Subject: Re: data hygiene [Re: Why is Scheme not a Lisp?]
From: Erik Naggum <erik@naggum.net>
Date: Sun, 24 Mar 2002 02:13:03 GMT
Newsgroups: comp.lang.lisp
Message-ID: <3225924796503700@naggum.net>

* Kimmo T Takkunen
| When reading this it occurred to me that there may be people out there
| who actually need maximum speed on assoc-lists.

  Well, that is one possible way to see it, but I see it more as an
  exercise in showing that choosing alists or plists because one has better
  theoretical performance than the other is all bunk, because in practice
  it does not appear to matter.  Not one person out there has found test
  results that clearly contradict my findings, which tells me that (1)
  modern processors do not appreciate software that does the same kind of
  optimization they try to do, (2) to make the access times matter, you
  need to ensure that you fight the cache and have long memory latency, and
  (3) even when you do, memory organization matters more than the
  algorithm.  In other words, mine is an elaborate argument to ask people
  not to bother optimizing these things because (1) if the hardware can do
  it, just let it do it, and (2) before any of this matters significantly,
  you would profit from switching to something other than alists and plist.

  I have some problems figuring out why some people think that just because
  you set up a fairly elaborate counter-argument, you actually argue in
  favor of the _opposite_ of what you demonstrate to be false.  E.g., when
  I found that alists and plists were just as fast in normal usage and I
  saw equal execution times, my attempt at an explanation was that the
  number of memory references were the same, and that memory latency was
  not at issue, some think I failed to get the other point that provably
  had a _negative_ impact on performance.  I find this so amazingly useless
  that I wonder how people think.  So, in summary, no, I do not argue for
  maximum speed of alists (or plists), I reject the notion that the maximum
  path length argument matters one hoot to actual performance of actual
  code running on actual machines, because it measurably does not.  And if
  you cannot imagine the glee that some people would take in "proving me
  wrong", I can, so when nobody steps forward to do it, we can be very
  certain that the measurements I have made are generally applicable, so
  the argument remains quite simple: do not use "performance" as an excuse
  to choose alists over plists when other concerns should weigh more.

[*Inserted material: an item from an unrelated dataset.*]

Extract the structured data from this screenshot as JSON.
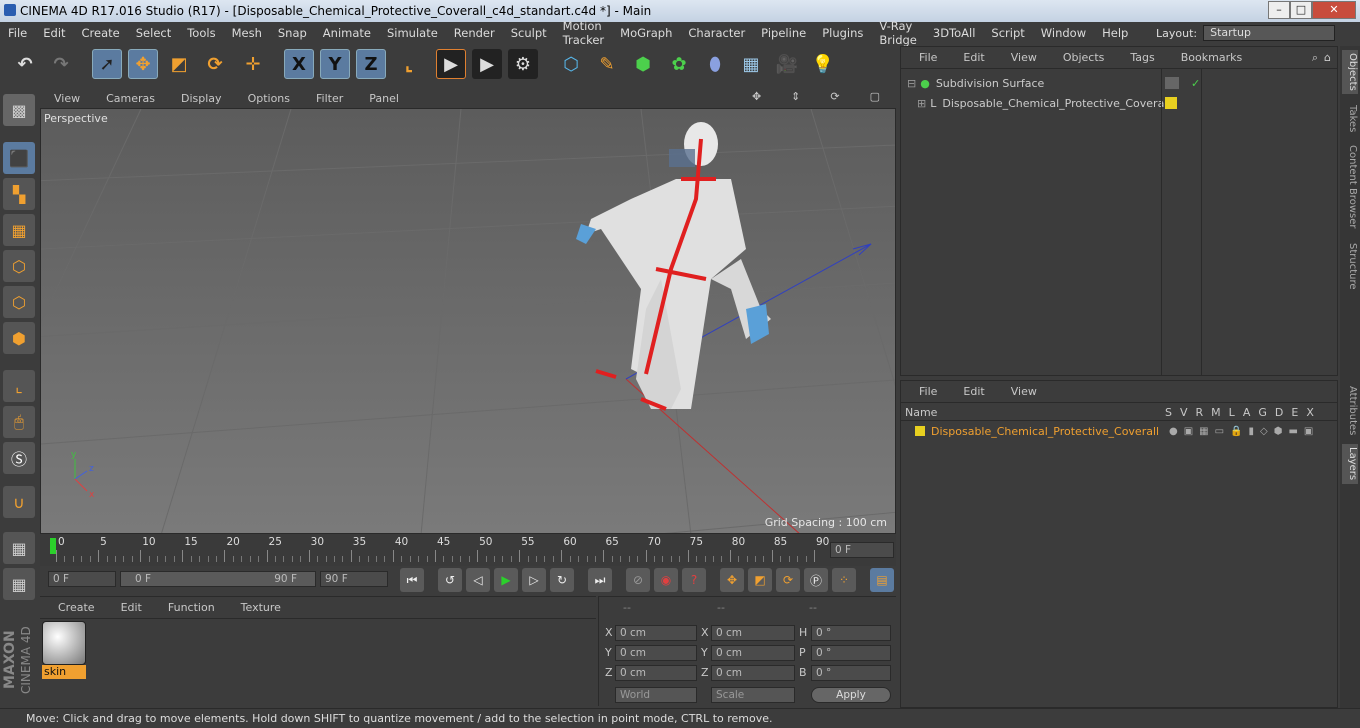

| I have made two little functions that may or may not help. They do finds
| on lists using move-to-front and transpose heuristics. Both of them
| modify element ordering in the list they are working with.

  Thanks, this is useful, but I think I would prefer one that kept track of
  the number of times a key has been visited and maintained a list sorted
  on that number.  This could be done in a training session or at runtime.
  For instance, many astonishingly stupid C-based programmers have built
  "command tables" with strings as keys and perform a strncasecmp call for
  every string in the list until they have a match, which is dumb enough in
  itself, but then also fail to sort the "command table" in the order of
  the most likely high use.  These are the same people who would no doubt
  call Lisp slow if they did the exact same thing in Lisp, but still think
  that C is fast.

///
-- 
  In a fight against something, the fight has value, victory has none.
  In a fight for something, the fight is a loss, victory merely relief.